Speaking to the times, the endeavor relied on the sale (at hundreds of dollars a pop) of CDs and DVDs while relieving students of burdensome higher-ed staples such as tests and degrees. This being The Donald, the rhetoric was strong. One DVD set promised that, with it, “you cannot fail to transform your future.”
Things got off to a rough start. Mr. Trump’s first lecture, delivered digitally to more than 2,000 people (who had paid $249 to see it), was delayed 45 minutes after the company’s computer services crashed. (And he said what about healthcare.gov?)
The “college,” which neither sought nor received accreditation, provoked predictable jabs. Fortune magazine suggested some courses that Trump U. might be exceptionally qualified to offer. Among them: “Intro to Accounting: Smoke, Mirrors, and Other Financial Tools” (an introduction to “obscurantism and the fiduciary arts”) and “Advanced Accounting: Bankruptcy.”
But others didn’t find the project so funny. In 2010, New York State’s Education Department sent Trump University a letter demanding that it stop calling itself a “university” since it didn’t grant degrees and wasn’t accredited. (Trump University changed its name to the “Trump Entrepreneur Initiative” later that year.)
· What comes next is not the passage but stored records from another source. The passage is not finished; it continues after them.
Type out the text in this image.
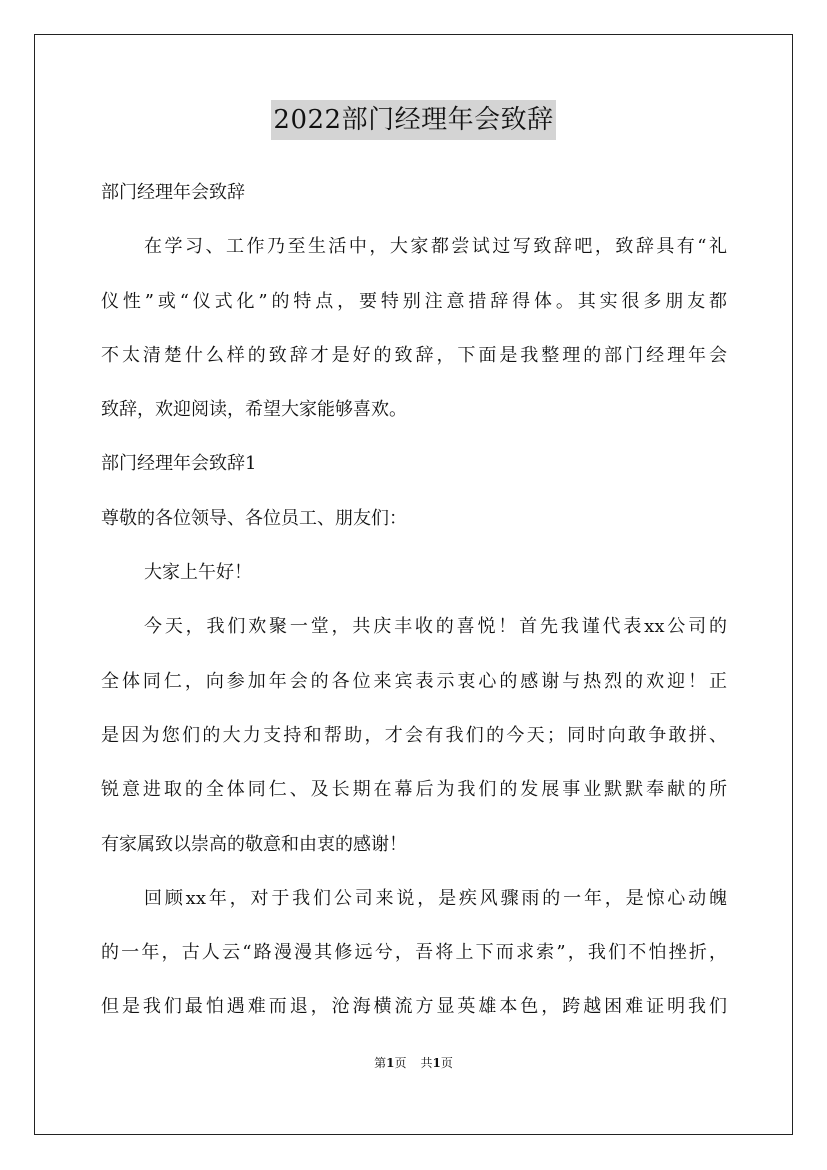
2022部门经理年会致辞
部门经理年会致辞
在学习、工作乃至生活中，大家都尝试过写致辞吧，致辞具有“礼
仪性”或“仪式化”的特点，要特别注意措辞得体。其实很多朋友都
不太清楚什么样的致辞才是好的致辞，下面是我整理的部门经理年会
致辞，欢迎阅读，希望大家能够喜欢。
部门经理年会致辞1
尊敬的各位领导、各位员工、朋友们：
大家上午好！
今天，我们欢聚一堂，共庆丰收的喜悦！首先我谨代表xx公司的
全体同仁，向参加年会的各位来宾表示衷心的感谢与热烈的欢迎！正
是因为您们的大力支持和帮助，才会有我们的今天；同时向敢争敢拼、
锐意进取的全体同仁、及长期在幕后为我们的发展事业默默奉献的所
有家属致以崇高的敬意和由衷的感谢！
回顾xx年，对于我们公司来说，是疾风骤雨的一年，是惊心动魄
的一年，古人云“路漫漫其修远兮，吾将上下而求索”，我们不怕挫折，
但是我们最怕遇难而退，沧海横流方显英雄本色，跨越困难证明我们
第1页 共1页
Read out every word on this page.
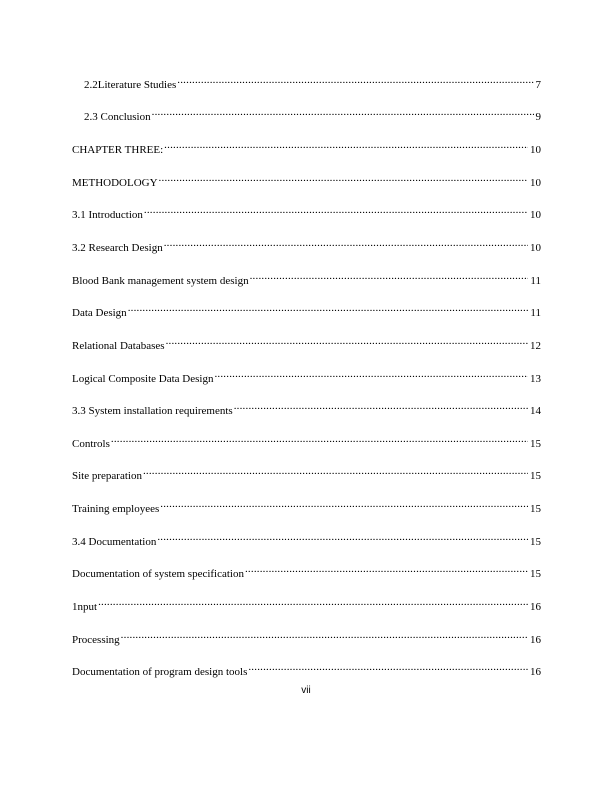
2.2Literature Studies .....	7
2.3 Conclusion .....	9
CHAPTER THREE: .....	10
METHODOLOGY .....	10
3.1 Introduction .....	10
3.2 Research Design .....	10
Blood Bank management system design .....	11
Data Design .....	11
Relational Databases .....	12
Logical Composite Data Design .....	13
3.3 System installation requirements .....	14
Controls .....	15
Site preparation .....	15
Training employees .....	15
3.4 Documentation .....	15
Documentation of system specification .....	15
1nput .....	16
Processing .....	16
Documentation of program design tools .....	16
vii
New York’s attorney general, Eric T. Schneiderman, took further action in 2013, suing the company formerly known as Trump University for making false claims about its classes. (Michael Cohen, a lawyer for the company, pointed The New York Times to thousands of student evaluations he said the school had received, 98 percent of which were “extremely satisfied.”)
At least one student was not among those ranks. Tarla Makaeff of San Diego sued Trump University in 2010, asserting that it engaged in deceptive business practices. The institution filed a countersuit claiming Ms. Makaeff’s lawsuit was defamatory. The countersuit was thrown out in 2013.
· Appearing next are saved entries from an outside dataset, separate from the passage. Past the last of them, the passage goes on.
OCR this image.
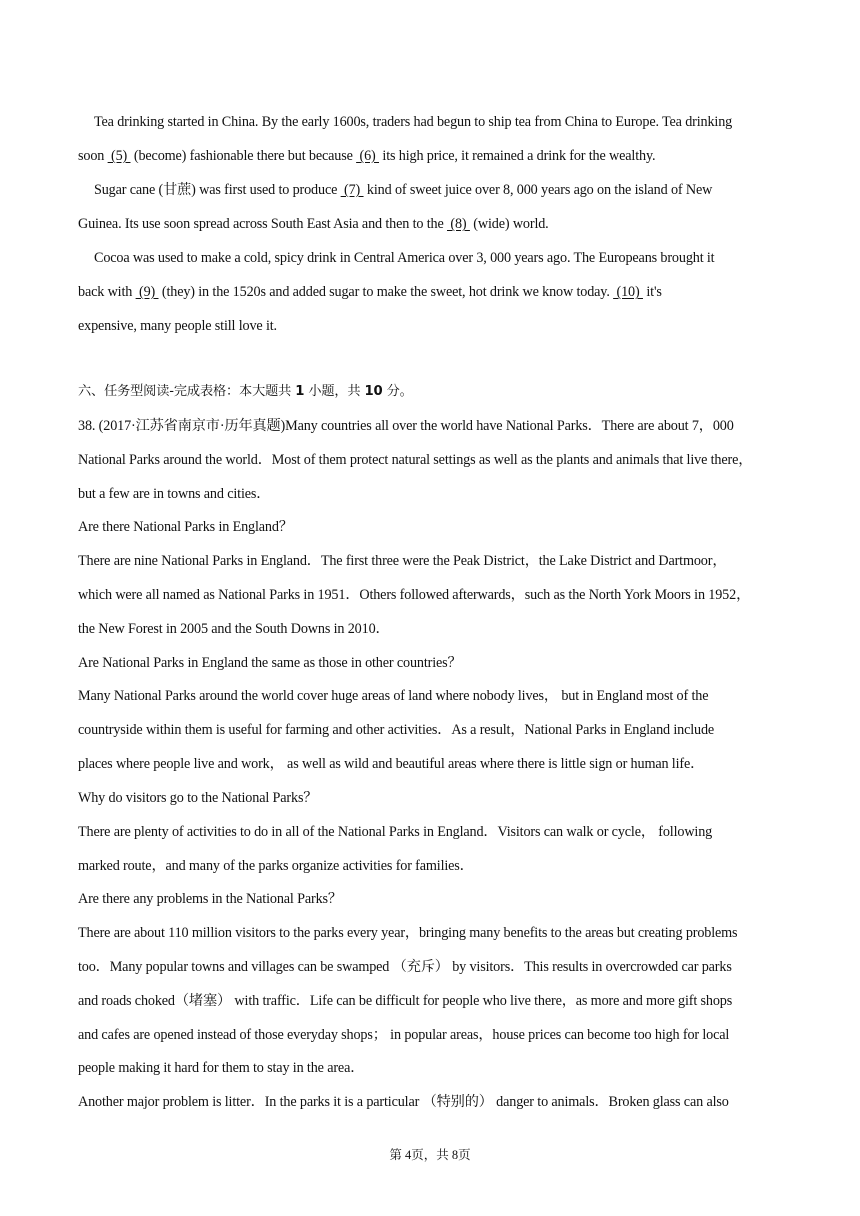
Tea drinking started in China. By the early 1600s, traders had begun to ship tea from China to Europe. Tea drinking
soon  (5)  (become) fashionable there but because  (6)  its high price, it remained a drink for the wealthy.
Sugar cane (甘蔗) was first used to produce  (7)  kind of sweet juice over 8, 000 years ago on the island of New
Guinea. Its use soon spread across South East Asia and then to the  (8)  (wide) world.
Cocoa was used to make a cold, spicy drink in Central America over 3, 000 years ago. The Europeans brought it
back with  (9)  (they) in the 1520s and added sugar to make the sweet, hot drink we know today.  (10)  it's
expensive, many people still love it.
六、任务型阅读-完成表格：本大题共 1 小题，共 10 分。
38. (2017·江苏省南京市·历年真题)Many countries all over the world have National Parks．There are about 7，000
National Parks around the world．Most of them protect natural settings as well as the plants and animals that live there，
but a few are in towns and cities．
Are there National Parks in England？
There are nine National Parks in England．The first three were the Peak District，the Lake District and Dartmoor，
which were all named as National Parks in 1951．Others followed afterwards，such as the North York Moors in 1952，
the New Forest in 2005 and the South Downs in 2010．
Are National Parks in England the same as those in other countries？
Many National Parks around the world cover huge areas of land where nobody lives， but in England most of the
countryside within them is useful for farming and other activities．As a result，National Parks in England include
places where people live and work， as well as wild and beautiful areas where there is little sign or human life．
Why do visitors go to the National Parks？
There are plenty of activities to do in all of the National Parks in England．Visitors can walk or cycle， following
marked route，and many of the parks organize activities for families．
Are there any problems in the National Parks？
There are about 110 million visitors to the parks every year，bringing many benefits to the areas but creating problems
too．Many popular towns and villages can be swamped （充斥） by visitors．This results in overcrowded car parks
and roads choked（堵塞） with traffic．Life can be difficult for people who live there，as more and more gift shops
and cafes are opened instead of those everyday shops； in popular areas，house prices can become too high for local
people making it hard for them to stay in the area．
Another major problem is litter．In the parks it is a particular （特别的） danger to animals．Broken glass can also
第 4页，共 8页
A trip back in time (via the Wayback Machine) on the Trump University website yields some interesting details, including its course offerings and some great merchandise. (Great, I mean, if purchased today on eBay and worn ironically.)
But the most notable find has to be “The Trump Blog,” which is, quite simply, amazing. Consider Mr. Trump’s takes on parenting, Elton John’s wedding (which he wasn’t invited to but concludes, “If two people dig each other, they dig each other”), Hurricane Katrina, why Jessica Simpson and Nick Lachey should have had a prenuptial agreement (“I guess he didn’t read my books”), why The New York Times is going to hell, another post on why The New York Times is going to hell (he objected to, somewhat surprisingly, its much-maligned reporting during the lead-up to the Iraq war), and why we shouldn’t be so quick to condemn George Clooney for not making a return appearance on the TV show ER.